On June 25, Ancora's leaders (Chairman and CEO Fredrick D. DiSanto and Ancora Alternatives president James Chadwick) wrote, "We believe H.B. Fuller's Board and management have exposed themselves as disingenuous at best and deceitful at worst throughout their pursuit of AMS." Ancora criticized the timing of the press release about the acquisition, which was at 2 a.m. on June 25, quoting H.B. Fuller's CEO Celeste Martin's own words, "Acting with integrity and doing the right thing in all our business practices is fundamental to H.B. Fuller's philosophy of winning the right way."

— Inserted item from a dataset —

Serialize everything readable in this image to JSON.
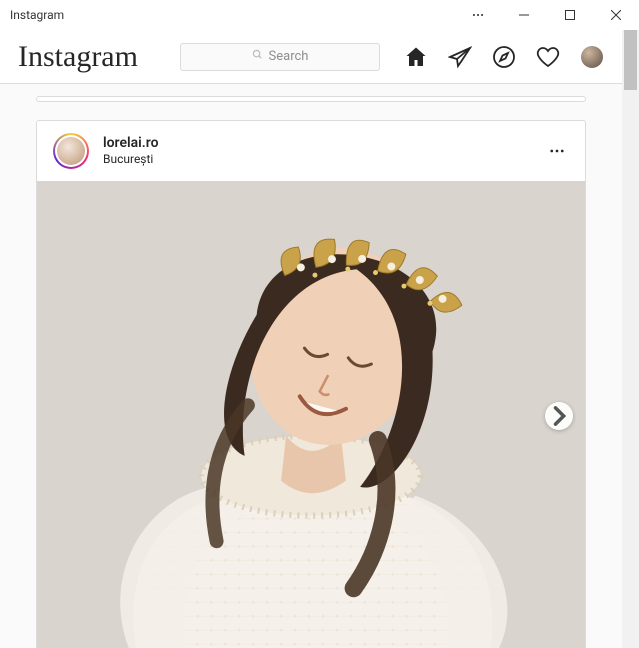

According to Ancora, the acquisition was supported by all three of the directors who are slated to stand for election next year: Ruth S. Kimmelshue, Thomas W. Handley and Srilata A. Zaheer. Ancora first threatened a proxy fight in May. "You are welcome to draw us into a fight, but it is hard to remember the last time that worked out well for a corporate leadership team," Ancora said at the time. "We are prepared to hold leadership accountable for any value-destructive and ill-timed capital allocation blunders via a proxy fight next year." Instead of buying AMS, Ancora wants H.B. Fuller to instead conduct a strategic review about selling parts or all of the company to another.

==Company overview==
H.B. Fuller manufactures adhesives for a variety of applications, including those used in construction, engineering, electronics, hygiene products, and food packaging. The company has 81 manufacturing facilities in 26 countries and manufactures more than 20,000 different products. H.B. Fuller employs approximately 7,500 people, is headquartered in St. Paul, Minnesota, and is led by chief executive officer Celeste Mastin. In 2024, it had net revenue of US$3.57 billion.

===Recognition===
In the 1980s, H.B. Fuller was recognized as a "socially responsible" investment for the company's efforts to properly dispose of industrial waste, conserve energy, and for donating property near its headquarters to create a nature reserve. In 1996, Business Ethics named H.B. Fuller one of the Top 100 Best Corporate Citizens.

In the 2020s, the company was recognized for having a high percentage of women in leadership positions by the New York chapter of the International Women's Forum and Twin Cities Business. Newsweek has recognized H.B. Fuller as one of "America's Most Responsible Companies" in 2020, a top company for remote work in 2023 and one of "America's Greatest Workplaces for Inclusion & Diversity" in 2025. In 2022 the company won an Adhesives and Sealants Council Innovation Award for "Low Monomer/Emission Reactive Hot Melt Adhesives." In 2023, Forbes named H.B. Fuller one of the "Best Midsize Employers" in the U.S. and the Minnesota Star Tribune named the company one of the top 200 employers in Minnesota.